İşte tam bu sırada idi ki İzmir’i düşmanlar işgal ettiler.
Kerim Ağa evvela yerinden kımıldanmamayı düşündü fakat vaktaki, düşman Manisa’ya doğru uzanmaya, vaktaki Menemen faciaları ağızdan ağıza dolaşmaya başladı; Kerim Ağa, sebebini pek iyi tayin edemediği bir telaşla nesi var, nesi yok yüz üstü bıraktı; karısını, kızını ve kızının çocuklarını aldı, üçüncü bir hicret yoluna düştü. Evvela Balıkesir’e uğradı, sonra Bursa’ya çekildi. İşte son muhacereti Bursa’dan Orta Anadolu’nun bu ücra köyünedir.

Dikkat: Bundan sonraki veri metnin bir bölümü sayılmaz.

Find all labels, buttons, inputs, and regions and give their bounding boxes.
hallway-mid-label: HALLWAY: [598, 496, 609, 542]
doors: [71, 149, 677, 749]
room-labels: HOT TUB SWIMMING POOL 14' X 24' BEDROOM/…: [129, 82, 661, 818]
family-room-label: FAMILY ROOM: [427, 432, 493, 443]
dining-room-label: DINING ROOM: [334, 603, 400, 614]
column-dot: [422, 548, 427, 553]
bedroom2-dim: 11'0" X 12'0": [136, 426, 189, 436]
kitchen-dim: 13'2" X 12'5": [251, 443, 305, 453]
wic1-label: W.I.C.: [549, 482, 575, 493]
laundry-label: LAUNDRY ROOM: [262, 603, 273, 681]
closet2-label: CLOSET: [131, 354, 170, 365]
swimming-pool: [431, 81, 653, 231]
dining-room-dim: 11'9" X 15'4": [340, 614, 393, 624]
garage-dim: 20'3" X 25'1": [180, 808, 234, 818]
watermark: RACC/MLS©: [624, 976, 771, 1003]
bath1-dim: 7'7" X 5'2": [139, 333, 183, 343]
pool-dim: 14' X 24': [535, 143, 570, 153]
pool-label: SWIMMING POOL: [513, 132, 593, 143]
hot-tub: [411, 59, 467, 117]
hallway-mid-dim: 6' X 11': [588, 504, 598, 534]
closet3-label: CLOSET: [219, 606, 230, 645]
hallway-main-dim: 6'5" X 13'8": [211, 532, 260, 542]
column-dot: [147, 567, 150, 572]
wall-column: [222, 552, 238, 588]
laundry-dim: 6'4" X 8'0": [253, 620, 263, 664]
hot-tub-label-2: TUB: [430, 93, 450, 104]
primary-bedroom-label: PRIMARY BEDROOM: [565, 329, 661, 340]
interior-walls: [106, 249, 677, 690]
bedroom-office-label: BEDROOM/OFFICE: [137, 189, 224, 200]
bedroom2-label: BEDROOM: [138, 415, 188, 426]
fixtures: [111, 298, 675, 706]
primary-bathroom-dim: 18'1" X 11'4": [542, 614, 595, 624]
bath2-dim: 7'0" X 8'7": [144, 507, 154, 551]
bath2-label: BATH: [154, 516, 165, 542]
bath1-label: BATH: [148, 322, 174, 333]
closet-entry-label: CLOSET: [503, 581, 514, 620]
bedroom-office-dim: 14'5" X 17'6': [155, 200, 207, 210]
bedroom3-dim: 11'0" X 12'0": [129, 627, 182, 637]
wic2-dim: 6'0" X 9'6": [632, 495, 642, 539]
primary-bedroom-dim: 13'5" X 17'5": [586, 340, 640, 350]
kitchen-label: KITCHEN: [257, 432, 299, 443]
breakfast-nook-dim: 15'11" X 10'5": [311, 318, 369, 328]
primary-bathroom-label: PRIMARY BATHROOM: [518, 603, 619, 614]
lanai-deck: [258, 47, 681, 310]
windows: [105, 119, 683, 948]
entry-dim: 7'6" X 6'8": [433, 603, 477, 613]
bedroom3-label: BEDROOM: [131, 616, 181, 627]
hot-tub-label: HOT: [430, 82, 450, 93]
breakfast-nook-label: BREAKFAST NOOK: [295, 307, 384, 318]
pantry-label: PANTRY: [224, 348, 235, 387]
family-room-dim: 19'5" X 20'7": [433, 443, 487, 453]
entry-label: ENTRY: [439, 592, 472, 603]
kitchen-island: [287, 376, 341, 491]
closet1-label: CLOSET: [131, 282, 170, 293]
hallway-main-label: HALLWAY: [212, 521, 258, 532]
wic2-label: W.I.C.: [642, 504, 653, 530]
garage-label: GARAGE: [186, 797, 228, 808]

Biçare Kerim Ağa’nın da buraya vasıl olduğu vakit, artık, ağa denilecek bir tarafı kalmamıştı. Riyaset ettiği aile paçavralar içinde idi ve kendisinin ayağında çorap yoktu. Lakin, cebi büsbütün boş değildi. Nitekim, bu köye gelir gelmez ilk işi bir ev ve bir tarla satın almak oldu. Fakat bu artık o büyük servetin en son damlaları idi.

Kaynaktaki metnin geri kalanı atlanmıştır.